Frauen seien zudem durch weitere sexualisierte Übergriffe in nicht abschließbaren Sammelunterkünften, durch den Mangel an geeigneten, geschützten Unterkünften für Frauen, die Wohnsitzauflage (für Täter und Opfer), in einigen Fällen die Abhängigkeit des Bleiberechts vom Bestand einer Ehe oder durch eine zu langsame Interventionspraxis der Behörden auch nach der Flucht gefährdet. Auch die Verschärfungen in der Asylpolitik wirkten sich auf Frauen ungleich stärker aus. Eine Beschleunigung der Verfahren, zum Beispiel, stehe gerade traumatisierten Frauen entgegen.

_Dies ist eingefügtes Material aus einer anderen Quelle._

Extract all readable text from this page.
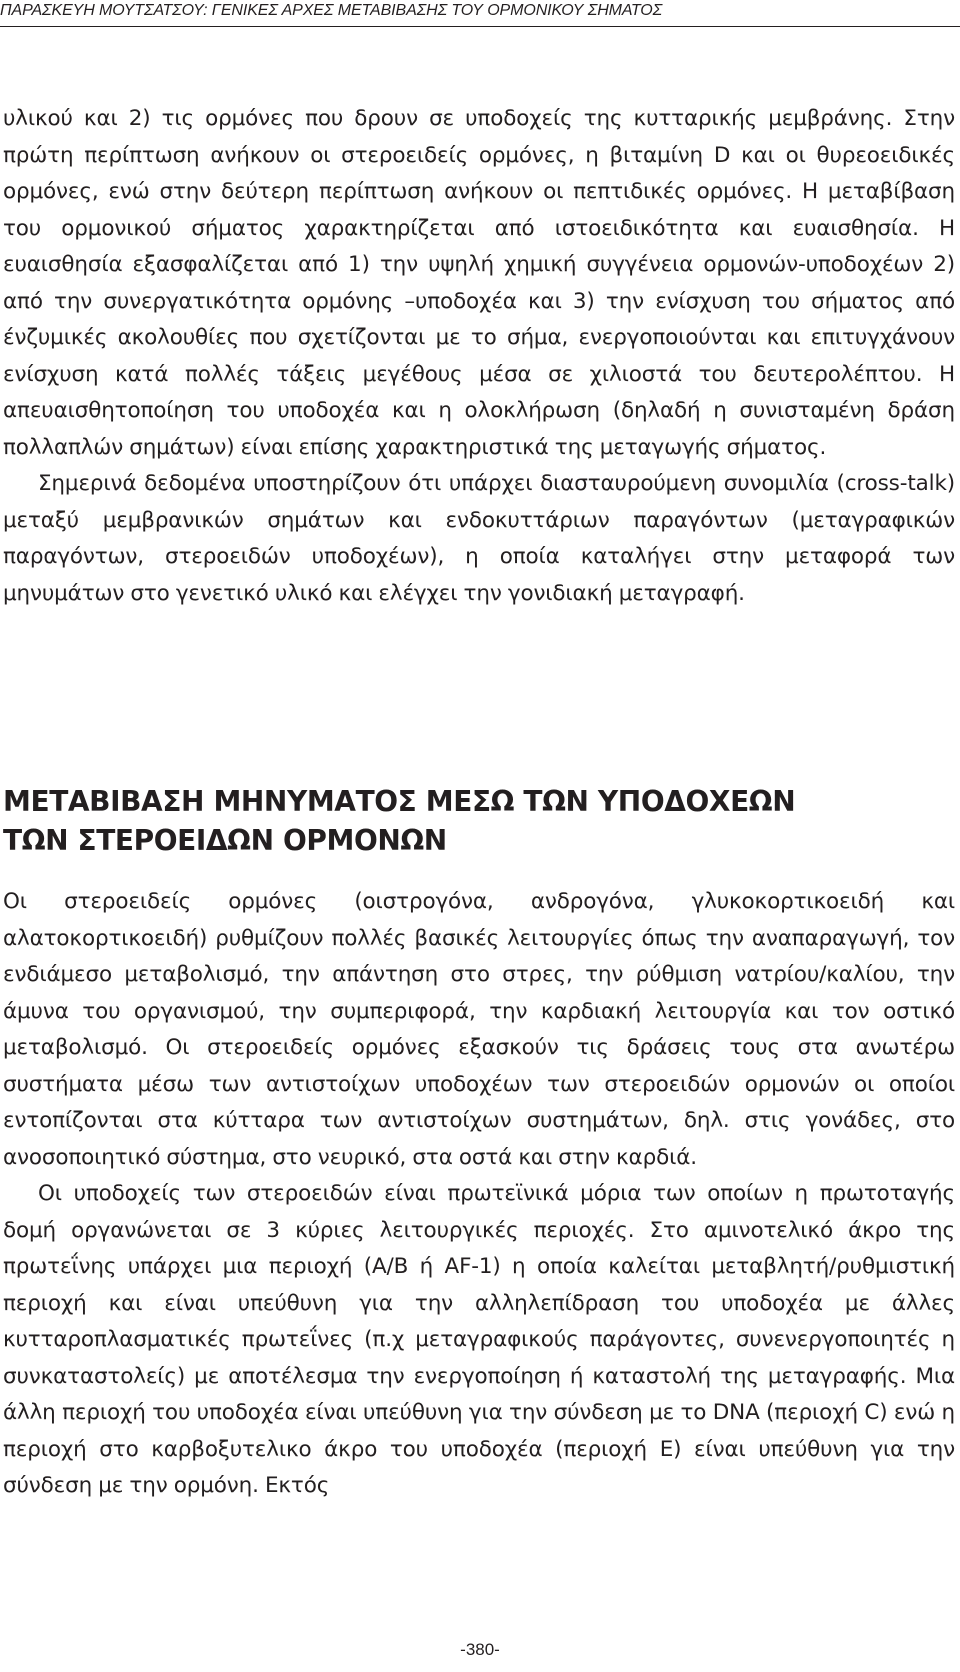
ΠΑΡΑΣΚΕΥΗ ΜΟΥΤΣΑΤΣΟΥ: ΓΕΝΙΚΕΣ ΑΡΧΕΣ ΜΕΤΑΒΙΒΑΣΗΣ ΤΟΥ ΟΡΜΟΝΙΚΟΥ ΣΗΜΑΤΟΣ

υλικού και 2) τις ορμόνες που δρουν σε υποδοχείς της κυτταρικής μεμβράνης. Στην πρώτη περίπτωση ανήκουν οι στεροειδείς ορμόνες, η βιταμίνη D και οι θυρεοειδικές ορμόνες, ενώ στην δεύτερη περίπτωση ανήκουν οι πεπτιδικές ορμόνες. Η μεταβίβαση του ορμονικού σήματος χαρακτηρίζεται από ιστοειδικότητα και ευαισθησία. Η ευαισθησία εξασφαλίζεται από 1) την υψηλή χημική συγγένεια ορμονών-υποδοχέων 2) από την συνεργατικότητα ορμόνης –υποδοχέα και 3) την ενίσχυση του σήματος από ένζυμικές ακολουθίες που σχετίζονται με το σήμα, ενεργοποιούνται και επιτυγχάνουν ενίσχυση κατά πολλές τάξεις μεγέθους μέσα σε χιλιοστά του δευτερολέπτου. Η απευαισθητοποίηση του υποδοχέα και η ολοκλήρωση (δηλαδή η συνισταμένη δράση πολλαπλών σημάτων) είναι επίσης χαρακτηριστικά της μεταγωγής σήματος.

Σημερινά δεδομένα υποστηρίζουν ότι υπάρχει διασταυρούμενη συνομιλία (cross-talk) μεταξύ μεμβρανικών σημάτων και ενδοκυττάριων παραγόντων (μεταγραφικών παραγόντων, στεροειδών υποδοχέων), η οποία καταλήγει στην μεταφορά των μηνυμάτων στο γενετικό υλικό και ελέγχει την γονιδιακή μεταγραφή.

ΜΕΤΑΒΙΒΑΣΗ ΜΗΝΥΜΑΤΟΣ ΜΕΣΩ ΤΩΝ ΥΠΟΔΟΧΕΩΝ
ΤΩΝ ΣΤΕΡΟΕΙΔΩΝ ΟΡΜΟΝΩΝ

Οι στεροειδείς ορμόνες (οιστρογόνα, ανδρογόνα, γλυκοκορτικοειδή και αλατοκορτικοειδή) ρυθμίζουν πολλές βασικές λειτουργίες όπως την αναπαραγωγή, τον ενδιάμεσο μεταβολισμό, την απάντηση στο στρες, την ρύθμιση νατρίου/καλίου, την άμυνα του οργανισμού, την συμπεριφορά, την καρδιακή λειτουργία και τον οστικό μεταβολισμό. Οι στεροειδείς ορμόνες εξασκούν τις δράσεις τους στα ανωτέρω συστήματα μέσω των αντιστοίχων υποδοχέων των στεροειδών ορμονών οι οποίοι εντοπίζονται στα κύτταρα των αντιστοίχων συστημάτων, δηλ. στις γονάδες, στο ανοσοποιητικό σύστημα, στο νευρικό, στα οστά και στην καρδιά.

Οι υποδοχείς των στεροειδών είναι πρωτεϊνικά μόρια των οποίων η πρωτοταγής δομή οργανώνεται σε 3 κύριες λειτουργικές περιοχές. Στο αμινοτελικό άκρο της πρωτεΐνης υπάρχει μια περιοχή (A/B ή AF-1) η οποία καλείται μεταβλητή/ρυθμιστική περιοχή και είναι υπεύθυνη για την αλληλεπίδραση του υποδοχέα με άλλες κυτταροπλασματικές πρωτεΐνες (π.χ μεταγραφικούς παράγοντες, συνενεργοποιητές η συνκαταστολείς) με αποτέλεσμα την ενεργοποίηση ή καταστολή της μεταγραφής. Μια άλλη περιοχή του υποδοχέα είναι υπεύθυνη για την σύνδεση με το DNA (περιοχή C) ενώ η περιοχή στο καρβοξυτελικο άκρο του υποδοχέα (περιοχή E) είναι υπεύθυνη για την σύνδεση με την ορμόνη. Εκτός

-380-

Melanie M. Klimmer, berichtet über „Frauen auf der Flucht“, Foto: Edith Ziegler, © 2016
In einer Lesung mit Foto-Reportage gab die freie Fachjournalistin Melanie M. Klimmer Einblicke in ein seit 2008 bestehendes Pilotprojekt der gesundheitlichen Versorgung von Geflüchteten und Asylbewerber*innen in den sogenannten Außenstellen der Missionsärztlichen Klinik in Würzburg unter Federführung von Prof. Dr. August Stich. Im Berufsalltag, so Klimmer, würden die Mitarbeiter*innen des Medizinischen Dienstes vor Ort mit schwierigen Rahmenbedingungen konfrontiert: Ablehnungen notwendiger Gesundheitsmaßnahmen mit Verweis auf mangelnde Dringlichkeit – eine sogenannte Voraussetzung nach dem Asylbewerberleistungsgesetz; Mehrbegutachtungen auch von traumatisierten Kindern, bevor es überhaupt zur Genehmigung einer, dann oft unzureichenden, Menge an Sitzungen ohne Dolmetscher kommt; sichtbare Erkenntnisse über Folterungen im Heimatland oder auf der Flucht, die bislang von den Betroffenen gegenüber Behörden, wie dem BAMF, verschwiegen wurden; Begegnungen mit Geflüchteten, die in permanenter Angst vor Abschiebung und Willkür oder aufgrund mangelnder Perspektiven, psychisch und physisch dekompensieren; die Begegnung mit Kindern, die durch ihre Mitbetroffenheit am Schicksal ihrer Eltern häufig an psychosomatischen Erkrankungen leiden. Die Würzburger Standort-Koordinatorin des bundesweiten Projekts von „Mit Migranten für Migranten – interkulturelle Gesundheit in Deutschland“, kurz MiMi, Inna Kopp, vermittelte einen Überblick darüber, wie seit 2008 mit diesem Projekt Menschen aus 100 Herkunftsländern erreicht werden konnten. MiMi wurde zur Verbesserung der gesundheitlichen Chancengleichheit und
besseren Integration ins deutsche Gesundheitssystem bereits 2003 vom Ethno-Medizinischen Zentrum e.V. mit Sitz in Hannover als Empowerment-Strategie für Migrant*innen entwickelt. Multiplikator*innen sind erfolgreich integrierte Migrant*innen, die zu Gesundheitsmediator*innen ausgebildet werden. Sie geben das erworbene, spezifische Wissen über Gesundheit und das deutsche Gesundheitssystem in muttersprachlichen Informationsveranstaltungen und Gesundheitsgruppen weiter.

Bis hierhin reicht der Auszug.